On one side of the table are the chaps who look for out and out power, strait line speed and naught to sixty is all that is known in their vocabulary, and the MX-5 to them is more of a posers car, for hairdressers, or a nice car for your wife to drive. On the other side of my hypothetical pub table is those who have a penchant for fast corners, track roads and enjoying the B-roads on journeys over the pace of the motorway, for these ladies and gentlemen the Mazda MX-5 could possibly be the ideal car?
There is no doubting that the little Japanese sports car has always been good. From its first model it was nippy and excellent around corners, truly a gem to drive. Over the years however Toyota have managed to carryout very subtle yet clear improvements on each model, the Japanese philosophy of kaizen seems to have been ever present in the minds of the Mazda MX-5’s creators, even if the creativity hasn’t been a mantra particularly embraced over the years.
This is a good thing though, if it ain’t broke don’t fix it, and Mazda certainly haven’t taken part in whole sale changes when it comes to aesthetics. The front end of the car see’s more angular new headlights, although in keeping with the previous flowing look as does the bumpers on both the nose and rear of the car. The wheel arches seem more flared and the side sills much more prominent than on the previous model however nothing near what could be called large scale changes.
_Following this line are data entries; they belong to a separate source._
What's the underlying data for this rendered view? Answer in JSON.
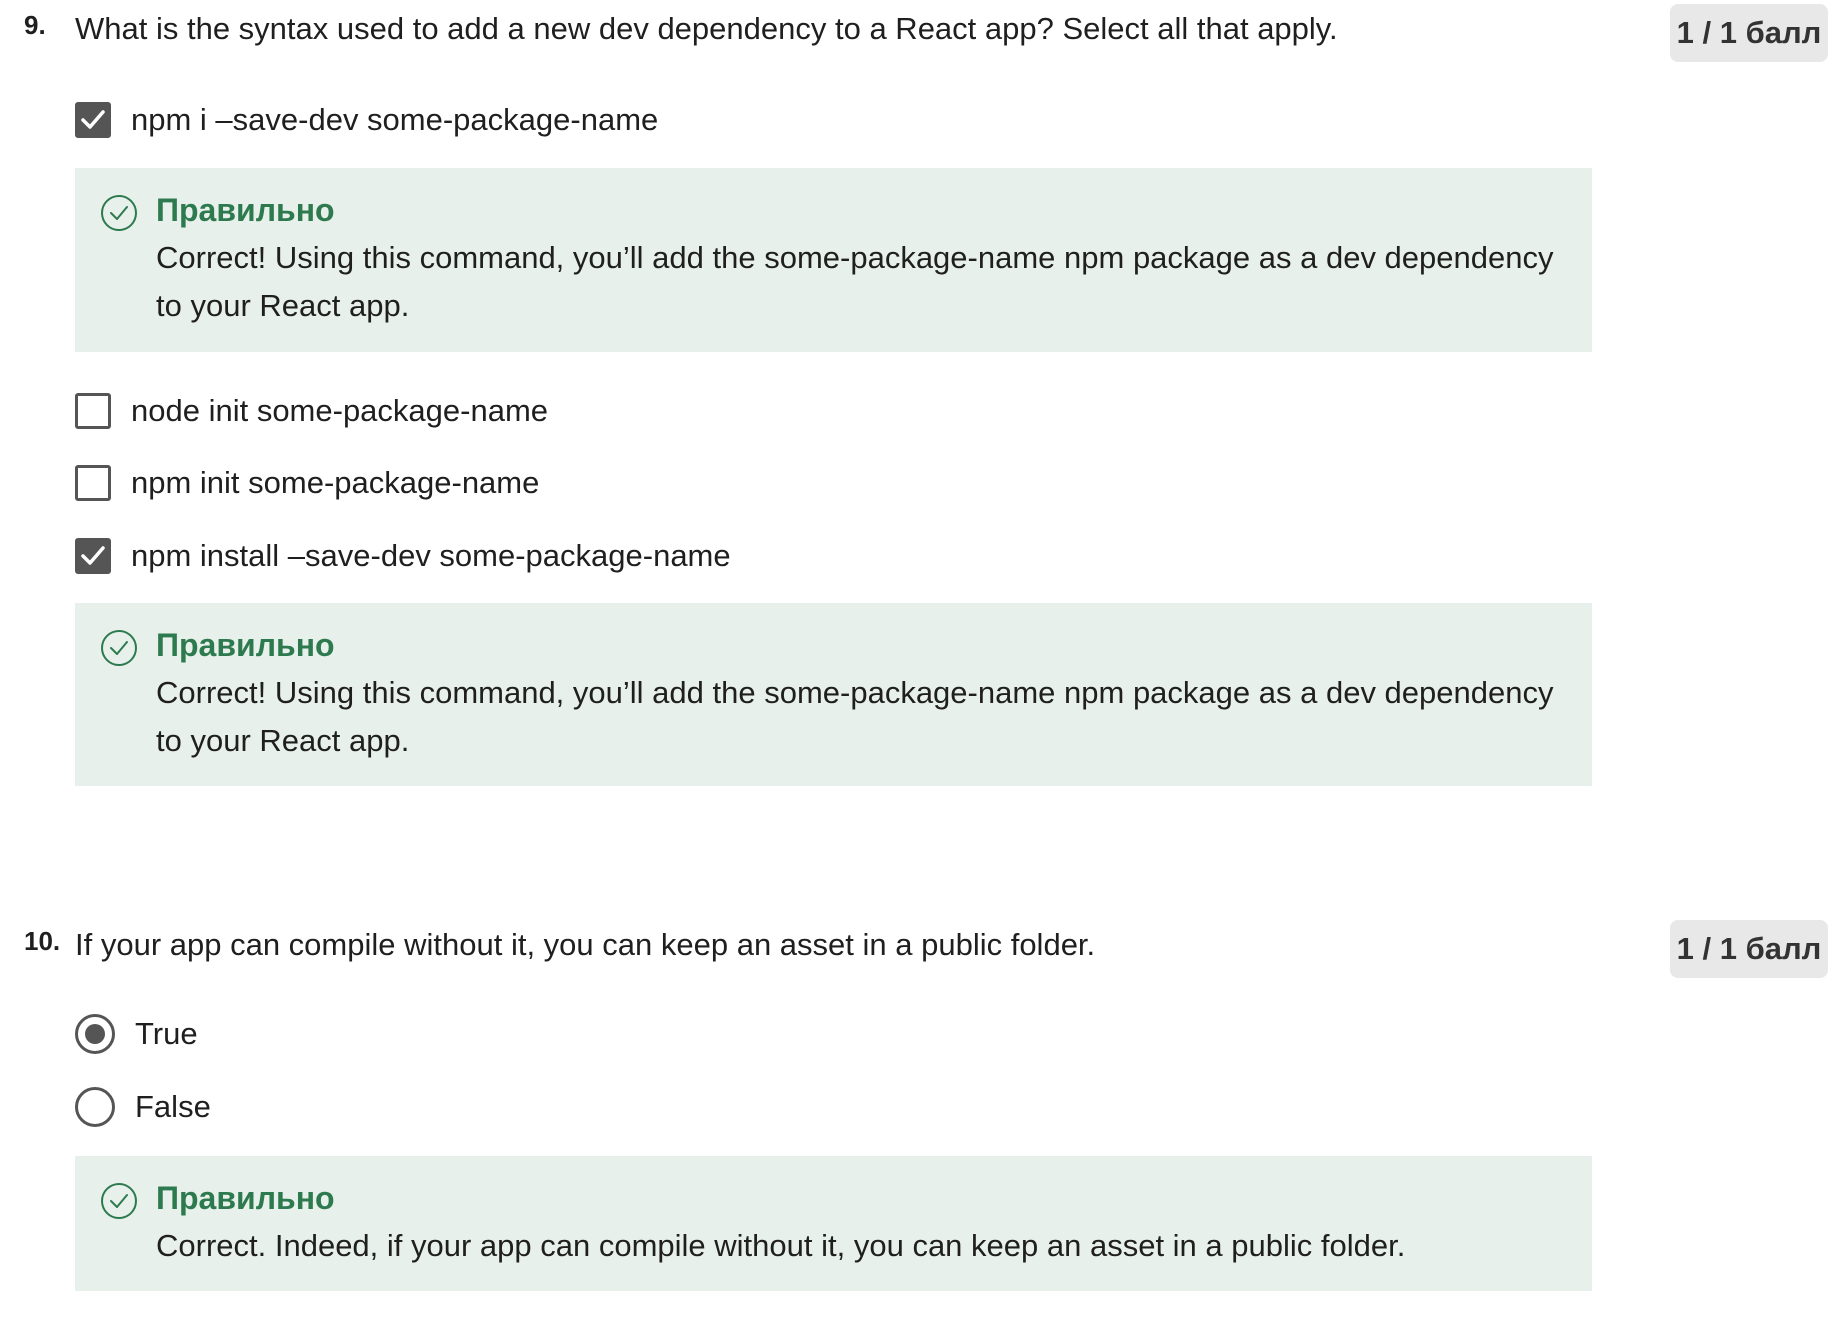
{
  "questions": [
    {
      "number": "9.",
      "text": "What is the syntax used to add a new dev dependency to a React app? Select all that apply.",
      "score": "1 / 1 балл",
      "options": [
        {
          "label": "npm i –save-dev some-package-name",
          "checked": true
        },
        {
          "label": "node init some-package-name",
          "checked": false
        },
        {
          "label": "npm init some-package-name",
          "checked": false
        },
        {
          "label": "npm install –save-dev some-package-name",
          "checked": true
        }
      ],
      "feedback": [
        {
          "title": "Правильно",
          "text": "Correct! Using this command, you’ll add the some-package-name npm package as a dev dependency to your React app."
        },
        {
          "title": "Правильно",
          "text": "Correct! Using this command, you’ll add the some-package-name npm package as a dev dependency to your React app."
        }
      ]
    },
    {
      "number": "10.",
      "text": "If your app can compile without it, you can keep an asset in a public folder.",
      "score": "1 / 1 балл",
      "options": [
        {
          "label": "True",
          "selected": true
        },
        {
          "label": "False",
          "selected": false
        }
      ],
      "feedback": [
        {
          "title": "Правильно",
          "text": "Correct. Indeed, if your app can compile without it, you can keep an asset in a public folder."
        }
      ]
    }
  ],
  "colors": {
    "feedback_bg": "#e8f0eb",
    "correct_green": "#2e7a4f",
    "control_gray": "#555555",
    "badge_bg": "#e8e8e8"
  },
  "icons": {
    "correct": "check-circle-icon",
    "checkbox_checked": "checkmark-icon"
  }
}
Under the Mazda MX-5’s bonnet, the story is the same with minor changes being the order of the day. The two previous 1.8 and 2.0 litre engines give out slightly less emissions and travel slightly further than their previous engine’s.
Inside the cabin it is even more of a struggle to outline any real differences other than a new CD player, and a rather lovely brushed aluminium panel across the dash.
In terms of performance the Mazda MX-5 is still fantastic fun to drive, keeping the revs high to keep the power on requires a knack but is an absolute joy to behold when cornering, helped along with the real precision in the controls, and alert feeling of the rear drive chassis. Equally the car is quite happy to totter along when off to Tesco’s, but is more than content to turn up the heat into a sports car on weekend drives.
Simple changes to the car maybe, however they have merely improved on a very good car. A genuinely good fun car to drive so long as you don’t mind getting stick off your mates.